Super Bowl Sunday closes the book on yet another NFL season.
But for Mike Tannenbaum, it’s the beginning of a new chapter.
That’s because Tannenbaum, the former Jets general manager, takes over as the Miami Dolphins’ executive vice president of football operations on the day a new champion is crowned.
He’ll do a little bit of everything in his new role, but a big part of his job will be helping decide what and how to compensate Ryan Tannehill going forward. Dolphins GM Dennis Hickey already made it clear that Tannehill is in the team’s future plans – even if Tannenbaum jokingly pleaded ignorance on the subject to the Miami Herald.
“I’m assuming [Tannehill’s agent] Pat Dye is going to read what I say, so I’m going to say, ‘We’re not really sure about Ryan,’ ” Tannenbaum said before laughing.
Then Tannenbaum added, more seriously: “One of the fun part of these jobs is the Collective Bargaining Agreement gives you a lot of clubs you can put in your bag, and you sit down and you try to hammer out and you try to find a landing spot that’s good for Ryan, Pat Dye, Steve Ross, the Miami Dolphins and everybody in between.”
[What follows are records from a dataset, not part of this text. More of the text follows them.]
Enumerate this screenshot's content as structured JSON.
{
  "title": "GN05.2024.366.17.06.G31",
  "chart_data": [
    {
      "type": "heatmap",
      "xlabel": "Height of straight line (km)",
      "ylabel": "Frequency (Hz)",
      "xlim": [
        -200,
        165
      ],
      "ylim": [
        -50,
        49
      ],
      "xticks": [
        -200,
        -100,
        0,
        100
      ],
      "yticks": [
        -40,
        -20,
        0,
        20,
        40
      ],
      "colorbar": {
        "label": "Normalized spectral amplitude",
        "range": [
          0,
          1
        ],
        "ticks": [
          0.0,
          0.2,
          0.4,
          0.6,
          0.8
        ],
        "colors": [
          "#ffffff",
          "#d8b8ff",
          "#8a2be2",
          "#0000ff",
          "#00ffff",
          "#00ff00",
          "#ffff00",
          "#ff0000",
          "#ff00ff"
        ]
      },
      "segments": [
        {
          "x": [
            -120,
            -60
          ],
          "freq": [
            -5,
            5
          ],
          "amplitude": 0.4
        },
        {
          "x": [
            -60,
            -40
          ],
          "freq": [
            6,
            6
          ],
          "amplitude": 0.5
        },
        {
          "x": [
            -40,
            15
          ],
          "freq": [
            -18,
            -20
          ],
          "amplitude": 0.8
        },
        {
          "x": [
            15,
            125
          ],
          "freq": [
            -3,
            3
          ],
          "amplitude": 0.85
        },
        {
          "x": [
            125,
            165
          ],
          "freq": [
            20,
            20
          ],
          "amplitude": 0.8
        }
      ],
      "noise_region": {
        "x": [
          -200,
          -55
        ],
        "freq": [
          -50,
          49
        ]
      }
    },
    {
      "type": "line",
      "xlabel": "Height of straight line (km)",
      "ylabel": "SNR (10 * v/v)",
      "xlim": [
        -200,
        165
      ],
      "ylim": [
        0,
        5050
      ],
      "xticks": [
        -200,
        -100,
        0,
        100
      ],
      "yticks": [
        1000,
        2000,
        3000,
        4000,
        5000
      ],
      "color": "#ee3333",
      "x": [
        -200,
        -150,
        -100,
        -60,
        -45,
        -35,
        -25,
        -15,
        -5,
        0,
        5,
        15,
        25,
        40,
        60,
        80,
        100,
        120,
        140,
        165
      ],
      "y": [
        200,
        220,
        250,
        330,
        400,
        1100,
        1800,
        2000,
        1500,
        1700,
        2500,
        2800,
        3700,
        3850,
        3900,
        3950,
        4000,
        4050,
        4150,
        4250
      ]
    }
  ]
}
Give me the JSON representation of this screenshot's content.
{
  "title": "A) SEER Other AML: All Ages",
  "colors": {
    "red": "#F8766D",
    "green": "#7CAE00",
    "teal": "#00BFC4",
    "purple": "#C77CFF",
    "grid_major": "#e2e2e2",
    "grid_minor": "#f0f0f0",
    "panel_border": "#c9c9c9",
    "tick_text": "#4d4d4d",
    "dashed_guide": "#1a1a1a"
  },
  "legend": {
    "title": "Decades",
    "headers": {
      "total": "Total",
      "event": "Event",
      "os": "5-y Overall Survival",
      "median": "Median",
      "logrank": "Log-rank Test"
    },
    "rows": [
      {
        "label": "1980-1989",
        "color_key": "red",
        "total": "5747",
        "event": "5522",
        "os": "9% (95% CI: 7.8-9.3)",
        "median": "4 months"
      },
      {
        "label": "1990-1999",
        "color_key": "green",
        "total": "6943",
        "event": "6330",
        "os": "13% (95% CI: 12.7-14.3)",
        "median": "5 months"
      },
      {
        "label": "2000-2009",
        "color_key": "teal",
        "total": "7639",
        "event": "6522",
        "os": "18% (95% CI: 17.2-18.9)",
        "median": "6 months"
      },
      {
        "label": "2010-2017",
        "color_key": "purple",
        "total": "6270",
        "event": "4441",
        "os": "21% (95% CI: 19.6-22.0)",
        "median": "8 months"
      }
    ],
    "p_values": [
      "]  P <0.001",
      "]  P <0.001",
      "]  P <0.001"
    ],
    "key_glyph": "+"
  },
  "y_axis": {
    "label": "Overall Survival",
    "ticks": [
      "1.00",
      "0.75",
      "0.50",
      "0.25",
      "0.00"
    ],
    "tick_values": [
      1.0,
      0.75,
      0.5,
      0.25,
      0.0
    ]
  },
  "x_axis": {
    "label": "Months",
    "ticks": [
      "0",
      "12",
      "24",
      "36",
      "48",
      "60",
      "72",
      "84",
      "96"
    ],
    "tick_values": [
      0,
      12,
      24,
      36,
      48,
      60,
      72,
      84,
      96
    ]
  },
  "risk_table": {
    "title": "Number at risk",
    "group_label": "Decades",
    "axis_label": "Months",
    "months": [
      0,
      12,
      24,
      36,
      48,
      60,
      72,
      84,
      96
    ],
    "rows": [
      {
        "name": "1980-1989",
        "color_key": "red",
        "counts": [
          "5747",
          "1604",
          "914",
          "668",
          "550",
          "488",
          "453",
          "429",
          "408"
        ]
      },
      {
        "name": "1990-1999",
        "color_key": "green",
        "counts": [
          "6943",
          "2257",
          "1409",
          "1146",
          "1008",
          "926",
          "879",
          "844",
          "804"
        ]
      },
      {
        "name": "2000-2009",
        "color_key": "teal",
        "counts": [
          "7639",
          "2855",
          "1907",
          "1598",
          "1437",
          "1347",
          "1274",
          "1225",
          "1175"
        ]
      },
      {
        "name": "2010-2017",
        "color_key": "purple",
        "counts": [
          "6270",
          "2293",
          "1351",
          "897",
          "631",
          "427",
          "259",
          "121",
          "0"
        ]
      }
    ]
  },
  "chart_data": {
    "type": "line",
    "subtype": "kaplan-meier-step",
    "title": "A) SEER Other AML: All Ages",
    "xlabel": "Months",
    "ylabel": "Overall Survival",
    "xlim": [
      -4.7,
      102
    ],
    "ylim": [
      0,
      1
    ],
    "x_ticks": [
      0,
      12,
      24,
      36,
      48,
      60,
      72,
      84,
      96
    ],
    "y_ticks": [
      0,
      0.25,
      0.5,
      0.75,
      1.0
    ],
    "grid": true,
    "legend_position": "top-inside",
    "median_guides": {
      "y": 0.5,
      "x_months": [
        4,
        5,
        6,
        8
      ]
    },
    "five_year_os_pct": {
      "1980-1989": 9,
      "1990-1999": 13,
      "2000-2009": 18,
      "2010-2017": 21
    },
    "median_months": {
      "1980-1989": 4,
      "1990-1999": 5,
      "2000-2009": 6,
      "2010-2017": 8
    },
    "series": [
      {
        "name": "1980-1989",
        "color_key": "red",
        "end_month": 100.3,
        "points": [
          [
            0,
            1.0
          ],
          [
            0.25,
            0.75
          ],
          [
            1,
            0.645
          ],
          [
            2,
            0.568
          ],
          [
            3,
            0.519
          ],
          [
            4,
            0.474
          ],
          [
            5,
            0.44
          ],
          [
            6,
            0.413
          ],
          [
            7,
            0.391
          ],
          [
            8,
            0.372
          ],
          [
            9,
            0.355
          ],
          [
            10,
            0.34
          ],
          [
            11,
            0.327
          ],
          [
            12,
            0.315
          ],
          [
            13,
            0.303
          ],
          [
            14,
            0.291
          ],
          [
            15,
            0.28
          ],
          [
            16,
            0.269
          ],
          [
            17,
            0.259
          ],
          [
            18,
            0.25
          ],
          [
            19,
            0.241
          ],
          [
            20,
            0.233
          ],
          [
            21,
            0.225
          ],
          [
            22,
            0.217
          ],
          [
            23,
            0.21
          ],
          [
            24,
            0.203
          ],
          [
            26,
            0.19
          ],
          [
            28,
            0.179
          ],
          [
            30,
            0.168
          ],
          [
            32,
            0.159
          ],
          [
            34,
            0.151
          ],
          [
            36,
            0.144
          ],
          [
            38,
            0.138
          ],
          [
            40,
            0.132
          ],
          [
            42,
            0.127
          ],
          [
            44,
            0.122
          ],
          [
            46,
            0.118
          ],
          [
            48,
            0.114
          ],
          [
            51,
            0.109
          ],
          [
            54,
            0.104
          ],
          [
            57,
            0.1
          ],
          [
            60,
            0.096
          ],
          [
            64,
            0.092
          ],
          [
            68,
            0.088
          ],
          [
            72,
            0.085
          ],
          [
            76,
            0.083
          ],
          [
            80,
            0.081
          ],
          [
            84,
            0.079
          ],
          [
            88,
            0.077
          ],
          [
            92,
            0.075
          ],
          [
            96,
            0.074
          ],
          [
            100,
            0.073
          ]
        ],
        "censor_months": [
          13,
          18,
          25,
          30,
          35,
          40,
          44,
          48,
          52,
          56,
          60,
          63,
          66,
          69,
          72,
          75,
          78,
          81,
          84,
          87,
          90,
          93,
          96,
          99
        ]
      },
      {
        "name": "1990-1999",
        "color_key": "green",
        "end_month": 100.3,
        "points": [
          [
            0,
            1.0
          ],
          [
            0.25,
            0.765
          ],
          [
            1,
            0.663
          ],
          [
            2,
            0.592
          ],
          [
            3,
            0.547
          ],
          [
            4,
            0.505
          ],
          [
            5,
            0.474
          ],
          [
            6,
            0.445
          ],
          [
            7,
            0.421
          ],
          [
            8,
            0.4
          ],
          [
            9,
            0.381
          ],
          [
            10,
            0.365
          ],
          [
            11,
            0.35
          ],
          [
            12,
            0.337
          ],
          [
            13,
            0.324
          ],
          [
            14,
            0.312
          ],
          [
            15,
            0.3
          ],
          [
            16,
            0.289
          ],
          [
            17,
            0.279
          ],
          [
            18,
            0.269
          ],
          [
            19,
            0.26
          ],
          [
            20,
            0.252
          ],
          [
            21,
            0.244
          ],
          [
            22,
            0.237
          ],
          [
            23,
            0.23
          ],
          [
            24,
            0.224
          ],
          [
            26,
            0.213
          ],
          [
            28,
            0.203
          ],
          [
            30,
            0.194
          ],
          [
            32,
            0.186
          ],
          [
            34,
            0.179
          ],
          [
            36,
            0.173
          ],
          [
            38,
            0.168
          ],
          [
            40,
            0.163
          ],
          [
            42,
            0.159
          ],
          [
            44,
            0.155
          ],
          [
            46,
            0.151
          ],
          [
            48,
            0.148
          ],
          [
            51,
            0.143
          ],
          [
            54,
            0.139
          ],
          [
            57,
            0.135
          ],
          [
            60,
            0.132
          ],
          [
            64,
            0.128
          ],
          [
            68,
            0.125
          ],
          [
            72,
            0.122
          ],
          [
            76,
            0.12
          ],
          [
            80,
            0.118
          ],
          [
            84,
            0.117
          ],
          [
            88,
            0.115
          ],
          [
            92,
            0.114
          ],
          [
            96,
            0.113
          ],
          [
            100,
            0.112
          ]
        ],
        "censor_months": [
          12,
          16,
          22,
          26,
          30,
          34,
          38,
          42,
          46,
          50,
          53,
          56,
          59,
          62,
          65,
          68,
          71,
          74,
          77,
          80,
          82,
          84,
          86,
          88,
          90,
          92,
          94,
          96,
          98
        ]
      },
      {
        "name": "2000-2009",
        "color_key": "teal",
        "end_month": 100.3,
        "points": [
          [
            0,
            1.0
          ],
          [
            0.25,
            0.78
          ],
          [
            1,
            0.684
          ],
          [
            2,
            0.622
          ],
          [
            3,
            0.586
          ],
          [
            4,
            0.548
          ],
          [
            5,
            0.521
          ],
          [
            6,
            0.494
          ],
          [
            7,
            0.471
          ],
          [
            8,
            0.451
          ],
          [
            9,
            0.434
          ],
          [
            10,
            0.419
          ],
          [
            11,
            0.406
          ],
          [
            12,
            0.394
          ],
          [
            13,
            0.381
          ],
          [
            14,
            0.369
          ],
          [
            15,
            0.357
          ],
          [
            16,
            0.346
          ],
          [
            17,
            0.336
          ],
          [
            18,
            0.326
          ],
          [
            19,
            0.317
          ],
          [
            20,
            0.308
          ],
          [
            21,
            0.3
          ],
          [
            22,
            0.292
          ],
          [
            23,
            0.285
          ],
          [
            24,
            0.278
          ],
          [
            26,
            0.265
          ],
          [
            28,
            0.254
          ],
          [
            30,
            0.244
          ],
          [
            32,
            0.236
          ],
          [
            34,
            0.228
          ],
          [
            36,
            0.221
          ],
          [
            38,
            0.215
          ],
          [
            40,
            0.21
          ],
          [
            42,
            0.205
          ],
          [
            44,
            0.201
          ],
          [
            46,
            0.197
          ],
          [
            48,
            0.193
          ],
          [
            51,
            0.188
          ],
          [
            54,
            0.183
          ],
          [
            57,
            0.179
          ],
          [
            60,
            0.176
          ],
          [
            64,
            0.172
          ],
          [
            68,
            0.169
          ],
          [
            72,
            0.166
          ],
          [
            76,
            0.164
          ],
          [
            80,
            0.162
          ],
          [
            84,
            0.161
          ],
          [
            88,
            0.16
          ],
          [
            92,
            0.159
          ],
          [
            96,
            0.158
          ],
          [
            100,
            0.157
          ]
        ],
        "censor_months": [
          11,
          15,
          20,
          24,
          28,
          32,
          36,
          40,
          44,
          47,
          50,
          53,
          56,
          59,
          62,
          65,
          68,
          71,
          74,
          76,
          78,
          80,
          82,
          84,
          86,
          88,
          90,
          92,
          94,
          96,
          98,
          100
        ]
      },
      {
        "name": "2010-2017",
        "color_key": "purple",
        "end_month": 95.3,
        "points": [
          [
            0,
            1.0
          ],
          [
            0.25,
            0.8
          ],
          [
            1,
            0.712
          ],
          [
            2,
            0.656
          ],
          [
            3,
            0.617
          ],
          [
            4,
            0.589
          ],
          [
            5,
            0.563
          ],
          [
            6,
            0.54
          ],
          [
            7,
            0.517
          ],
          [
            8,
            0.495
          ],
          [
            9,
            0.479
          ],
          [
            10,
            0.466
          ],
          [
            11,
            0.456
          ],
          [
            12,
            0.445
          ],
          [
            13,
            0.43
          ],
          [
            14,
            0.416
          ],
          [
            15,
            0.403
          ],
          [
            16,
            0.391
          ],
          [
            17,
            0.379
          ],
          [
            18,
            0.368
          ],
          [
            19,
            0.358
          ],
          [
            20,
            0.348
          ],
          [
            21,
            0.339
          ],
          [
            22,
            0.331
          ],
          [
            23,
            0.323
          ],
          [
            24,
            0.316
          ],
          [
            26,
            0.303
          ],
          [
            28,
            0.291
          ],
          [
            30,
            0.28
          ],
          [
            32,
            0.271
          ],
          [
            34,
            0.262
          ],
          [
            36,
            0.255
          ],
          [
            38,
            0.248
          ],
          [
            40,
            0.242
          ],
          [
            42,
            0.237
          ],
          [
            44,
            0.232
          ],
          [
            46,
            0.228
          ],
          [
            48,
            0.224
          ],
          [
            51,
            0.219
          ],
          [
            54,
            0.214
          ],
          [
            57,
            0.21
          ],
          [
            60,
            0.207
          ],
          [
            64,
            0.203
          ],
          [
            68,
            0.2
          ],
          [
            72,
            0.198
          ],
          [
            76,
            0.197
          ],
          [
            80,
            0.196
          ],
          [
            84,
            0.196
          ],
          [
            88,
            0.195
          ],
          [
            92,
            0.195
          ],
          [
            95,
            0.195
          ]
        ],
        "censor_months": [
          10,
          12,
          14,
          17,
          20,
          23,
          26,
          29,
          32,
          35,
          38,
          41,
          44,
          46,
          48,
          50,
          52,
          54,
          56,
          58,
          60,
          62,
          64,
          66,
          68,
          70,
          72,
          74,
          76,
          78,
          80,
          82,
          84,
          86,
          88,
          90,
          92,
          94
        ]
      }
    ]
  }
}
So yes, at some point – either this offseason or next – the team will enter contract extension talks with Tannehill, who is technically entering the final year of his deal. But given those CBA options Tannenbaum referenced, there’s not the urgency one might expect.
Assuming a long-term deal isn’t in place by May, the Dolphins will almost certainly pick up the fifth-year, $15 million option on Tannehill’s rookie contract.
“When you’re dealing with the emotional dynamic of no deadlines, sometimes things can just take a little bit longer,” Tannenbaum said. “I think there’s enough clubs in your bag to find a landing spot. It just takes some time.”
A far more pressing matter: What to do about the team’s somewhat limited salary cap situation. Though the precise salary cap figure for 2015 has not been announced, it’s expected to be around $142 million. Even with money carried over from 2014, the Dolphins are only believed to currently be around $3 million to $5 million under that figure.
However, they can easily free up some $40 million in space by cutting several veteran players such as Dannell Ellerbe and Cortland Finnegan.
“I’m cautiously optimistic,” Tannenbaum said. “Sometimes the perception of a team’s salary cap and what it really is are two different things because of the complexities of the rules and the subjective nature of contracts in terms of guaranteed money and non-guaranteed money.
“I think there will definitely be a workable plan, and obviously there’s been a lot of work that’s been done up to this point, and then whatever I can add to that moving forward.”